In the last 12 months, we’ve had Wannacry, Russian election hacking, and a Gmail scam that hit millions. But we haven’t yet had a Hurricane Katrina-style cyberattack hit anywhere in the world. It’s just a matter of time until that happens, researchers reckon, and the effects could be devastating — and expensive.
A report from Lloyds of London, an international insurance company, guesstimates the cost of a global cyberattack at around $53 billion. That puts it up there with the kind of loss that’s normally reserved for a major natural disaster.
In the hypothetical scenario dreamed up by Lloyds, a major cloud services provider is hacked, and malicious code spread to its customers. The code hides out for a year to maximise the number of systems it can spread to, before activating all at once.

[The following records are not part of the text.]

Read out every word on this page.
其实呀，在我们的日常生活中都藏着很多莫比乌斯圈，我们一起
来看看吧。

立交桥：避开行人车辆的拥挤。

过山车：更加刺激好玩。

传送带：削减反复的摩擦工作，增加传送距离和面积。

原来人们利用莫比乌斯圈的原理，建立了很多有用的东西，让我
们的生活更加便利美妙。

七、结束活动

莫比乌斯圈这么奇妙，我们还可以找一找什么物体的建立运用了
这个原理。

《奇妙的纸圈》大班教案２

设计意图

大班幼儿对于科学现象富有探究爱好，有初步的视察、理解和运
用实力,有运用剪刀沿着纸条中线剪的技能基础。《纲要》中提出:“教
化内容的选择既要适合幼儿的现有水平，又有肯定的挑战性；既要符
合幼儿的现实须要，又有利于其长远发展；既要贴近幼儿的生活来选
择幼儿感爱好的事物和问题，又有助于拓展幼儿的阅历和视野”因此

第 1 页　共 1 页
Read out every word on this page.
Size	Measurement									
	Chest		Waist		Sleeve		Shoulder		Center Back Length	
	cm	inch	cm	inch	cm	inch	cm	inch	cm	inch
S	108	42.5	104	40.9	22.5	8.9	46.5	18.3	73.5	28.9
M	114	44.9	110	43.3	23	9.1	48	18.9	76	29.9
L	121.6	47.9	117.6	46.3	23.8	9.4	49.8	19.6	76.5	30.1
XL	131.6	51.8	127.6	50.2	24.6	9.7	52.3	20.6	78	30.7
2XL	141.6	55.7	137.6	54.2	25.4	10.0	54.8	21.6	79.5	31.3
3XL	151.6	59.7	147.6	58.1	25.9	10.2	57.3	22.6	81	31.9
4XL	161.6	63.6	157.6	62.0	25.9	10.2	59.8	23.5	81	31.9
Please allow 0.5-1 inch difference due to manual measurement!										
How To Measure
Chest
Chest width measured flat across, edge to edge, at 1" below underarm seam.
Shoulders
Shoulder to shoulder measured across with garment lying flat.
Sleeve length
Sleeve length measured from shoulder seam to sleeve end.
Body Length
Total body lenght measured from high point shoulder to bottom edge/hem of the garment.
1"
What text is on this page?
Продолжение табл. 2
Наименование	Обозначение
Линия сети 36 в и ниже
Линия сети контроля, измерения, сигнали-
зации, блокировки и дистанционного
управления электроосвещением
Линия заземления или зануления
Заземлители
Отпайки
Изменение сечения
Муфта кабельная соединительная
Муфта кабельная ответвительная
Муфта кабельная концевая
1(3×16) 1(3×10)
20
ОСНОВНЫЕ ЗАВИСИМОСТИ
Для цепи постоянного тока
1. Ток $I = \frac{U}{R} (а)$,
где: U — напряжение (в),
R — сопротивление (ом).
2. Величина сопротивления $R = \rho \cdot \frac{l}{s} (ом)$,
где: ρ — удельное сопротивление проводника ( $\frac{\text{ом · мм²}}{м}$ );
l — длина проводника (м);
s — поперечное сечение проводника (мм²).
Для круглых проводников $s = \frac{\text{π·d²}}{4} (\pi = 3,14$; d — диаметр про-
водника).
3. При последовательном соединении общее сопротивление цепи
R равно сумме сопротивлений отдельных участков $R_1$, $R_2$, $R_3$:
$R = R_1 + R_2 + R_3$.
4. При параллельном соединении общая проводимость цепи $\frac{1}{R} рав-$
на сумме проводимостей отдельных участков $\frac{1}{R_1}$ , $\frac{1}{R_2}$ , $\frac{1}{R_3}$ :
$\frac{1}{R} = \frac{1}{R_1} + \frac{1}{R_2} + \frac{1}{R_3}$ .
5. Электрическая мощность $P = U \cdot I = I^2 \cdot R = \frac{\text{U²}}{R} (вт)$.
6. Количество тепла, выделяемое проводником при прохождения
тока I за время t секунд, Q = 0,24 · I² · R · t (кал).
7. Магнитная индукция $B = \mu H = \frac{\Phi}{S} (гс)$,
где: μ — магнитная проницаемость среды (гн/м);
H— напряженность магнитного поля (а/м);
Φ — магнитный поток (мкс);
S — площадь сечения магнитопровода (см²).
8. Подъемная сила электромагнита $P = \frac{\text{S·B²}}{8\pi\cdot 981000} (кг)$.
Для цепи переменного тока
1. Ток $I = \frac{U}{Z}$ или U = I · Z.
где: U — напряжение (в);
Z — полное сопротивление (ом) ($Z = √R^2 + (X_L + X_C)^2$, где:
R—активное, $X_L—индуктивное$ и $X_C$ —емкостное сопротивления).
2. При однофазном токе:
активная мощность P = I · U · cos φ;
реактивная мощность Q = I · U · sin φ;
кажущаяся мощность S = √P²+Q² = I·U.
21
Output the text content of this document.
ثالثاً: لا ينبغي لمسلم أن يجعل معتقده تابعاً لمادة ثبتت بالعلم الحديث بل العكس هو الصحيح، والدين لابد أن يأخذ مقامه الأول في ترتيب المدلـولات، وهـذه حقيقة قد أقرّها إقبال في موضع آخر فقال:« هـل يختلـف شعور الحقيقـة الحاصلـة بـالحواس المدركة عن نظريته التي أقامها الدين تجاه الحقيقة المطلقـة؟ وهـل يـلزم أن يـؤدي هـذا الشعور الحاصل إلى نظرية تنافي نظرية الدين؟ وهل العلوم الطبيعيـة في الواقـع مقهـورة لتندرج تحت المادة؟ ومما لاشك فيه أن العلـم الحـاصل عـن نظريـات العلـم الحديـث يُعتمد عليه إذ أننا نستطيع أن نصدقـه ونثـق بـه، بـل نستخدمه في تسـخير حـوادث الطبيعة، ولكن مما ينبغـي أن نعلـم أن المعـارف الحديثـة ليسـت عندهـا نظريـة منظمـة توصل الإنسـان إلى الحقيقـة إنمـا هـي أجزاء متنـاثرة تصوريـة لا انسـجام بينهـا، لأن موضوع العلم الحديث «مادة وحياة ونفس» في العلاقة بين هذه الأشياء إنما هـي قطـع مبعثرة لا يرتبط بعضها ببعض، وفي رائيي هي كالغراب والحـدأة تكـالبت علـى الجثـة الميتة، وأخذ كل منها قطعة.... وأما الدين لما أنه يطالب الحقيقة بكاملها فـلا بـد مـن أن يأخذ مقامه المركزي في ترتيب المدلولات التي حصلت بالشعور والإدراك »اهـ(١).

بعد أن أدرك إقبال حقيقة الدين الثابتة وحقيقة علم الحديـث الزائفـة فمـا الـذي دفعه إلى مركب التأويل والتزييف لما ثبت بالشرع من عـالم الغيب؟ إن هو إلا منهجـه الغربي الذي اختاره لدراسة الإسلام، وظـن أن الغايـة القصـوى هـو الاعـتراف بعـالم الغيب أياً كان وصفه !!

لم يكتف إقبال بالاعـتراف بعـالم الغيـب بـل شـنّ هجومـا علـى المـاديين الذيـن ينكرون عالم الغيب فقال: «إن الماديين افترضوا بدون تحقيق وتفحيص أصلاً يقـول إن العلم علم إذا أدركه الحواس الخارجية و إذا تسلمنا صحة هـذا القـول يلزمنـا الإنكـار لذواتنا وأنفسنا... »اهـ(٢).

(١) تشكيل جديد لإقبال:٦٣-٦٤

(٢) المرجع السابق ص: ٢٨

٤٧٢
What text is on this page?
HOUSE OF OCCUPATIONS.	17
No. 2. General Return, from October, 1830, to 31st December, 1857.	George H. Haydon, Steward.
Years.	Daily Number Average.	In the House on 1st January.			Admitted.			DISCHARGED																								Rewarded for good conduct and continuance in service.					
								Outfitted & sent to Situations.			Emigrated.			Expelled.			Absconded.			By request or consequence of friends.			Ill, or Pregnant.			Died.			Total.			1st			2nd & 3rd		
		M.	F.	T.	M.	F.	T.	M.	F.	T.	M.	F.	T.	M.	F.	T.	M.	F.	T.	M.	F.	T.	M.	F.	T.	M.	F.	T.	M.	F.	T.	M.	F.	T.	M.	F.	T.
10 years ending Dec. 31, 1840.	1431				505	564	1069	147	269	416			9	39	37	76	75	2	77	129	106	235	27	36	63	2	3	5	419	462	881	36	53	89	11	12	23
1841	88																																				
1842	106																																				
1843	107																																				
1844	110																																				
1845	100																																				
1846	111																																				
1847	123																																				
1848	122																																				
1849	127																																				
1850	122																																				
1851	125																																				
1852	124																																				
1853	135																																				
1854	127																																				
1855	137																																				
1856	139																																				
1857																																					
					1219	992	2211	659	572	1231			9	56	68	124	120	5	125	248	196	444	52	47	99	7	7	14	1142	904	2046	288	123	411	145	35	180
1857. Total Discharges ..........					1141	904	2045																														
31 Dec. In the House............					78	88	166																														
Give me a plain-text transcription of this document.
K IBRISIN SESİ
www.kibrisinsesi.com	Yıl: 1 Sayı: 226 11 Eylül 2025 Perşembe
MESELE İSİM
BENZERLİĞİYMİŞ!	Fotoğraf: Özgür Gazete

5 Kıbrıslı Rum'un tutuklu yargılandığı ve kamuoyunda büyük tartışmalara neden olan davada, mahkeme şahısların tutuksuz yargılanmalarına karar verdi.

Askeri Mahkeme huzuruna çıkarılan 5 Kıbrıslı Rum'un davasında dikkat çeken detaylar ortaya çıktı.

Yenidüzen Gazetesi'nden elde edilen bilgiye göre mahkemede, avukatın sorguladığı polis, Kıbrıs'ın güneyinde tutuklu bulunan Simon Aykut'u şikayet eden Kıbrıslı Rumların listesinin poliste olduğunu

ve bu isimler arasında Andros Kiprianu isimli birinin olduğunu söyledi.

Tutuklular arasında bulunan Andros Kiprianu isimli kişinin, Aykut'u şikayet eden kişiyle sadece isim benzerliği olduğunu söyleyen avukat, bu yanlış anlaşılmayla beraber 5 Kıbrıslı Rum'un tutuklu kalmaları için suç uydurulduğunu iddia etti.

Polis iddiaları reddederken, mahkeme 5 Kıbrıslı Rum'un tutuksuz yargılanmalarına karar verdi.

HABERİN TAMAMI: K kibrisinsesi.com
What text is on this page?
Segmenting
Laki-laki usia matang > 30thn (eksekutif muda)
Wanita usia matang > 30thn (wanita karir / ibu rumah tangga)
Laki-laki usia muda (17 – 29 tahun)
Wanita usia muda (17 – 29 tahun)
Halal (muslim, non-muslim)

There’s a spread of damages that Lloyds forsees. The best-case scenario for such a hack, if every company has robust backups and an intelligent security team, would see $4.6 billion in damages, resulting from lost work time and stolen company data.
The worst-case scenario has damages pegged at $121 billion. By comparison, Hurricane Sandy is estimated to have cost $75 billion in total damages.
The report was commissioned by Lloyds as an exercise to try and work out the company’s potential exposure to cyberattack. Insurance against cyberattacks is increasingly common for businesses, as maintaining security against ransomware and industrial espionage is expensive and far from foolproof.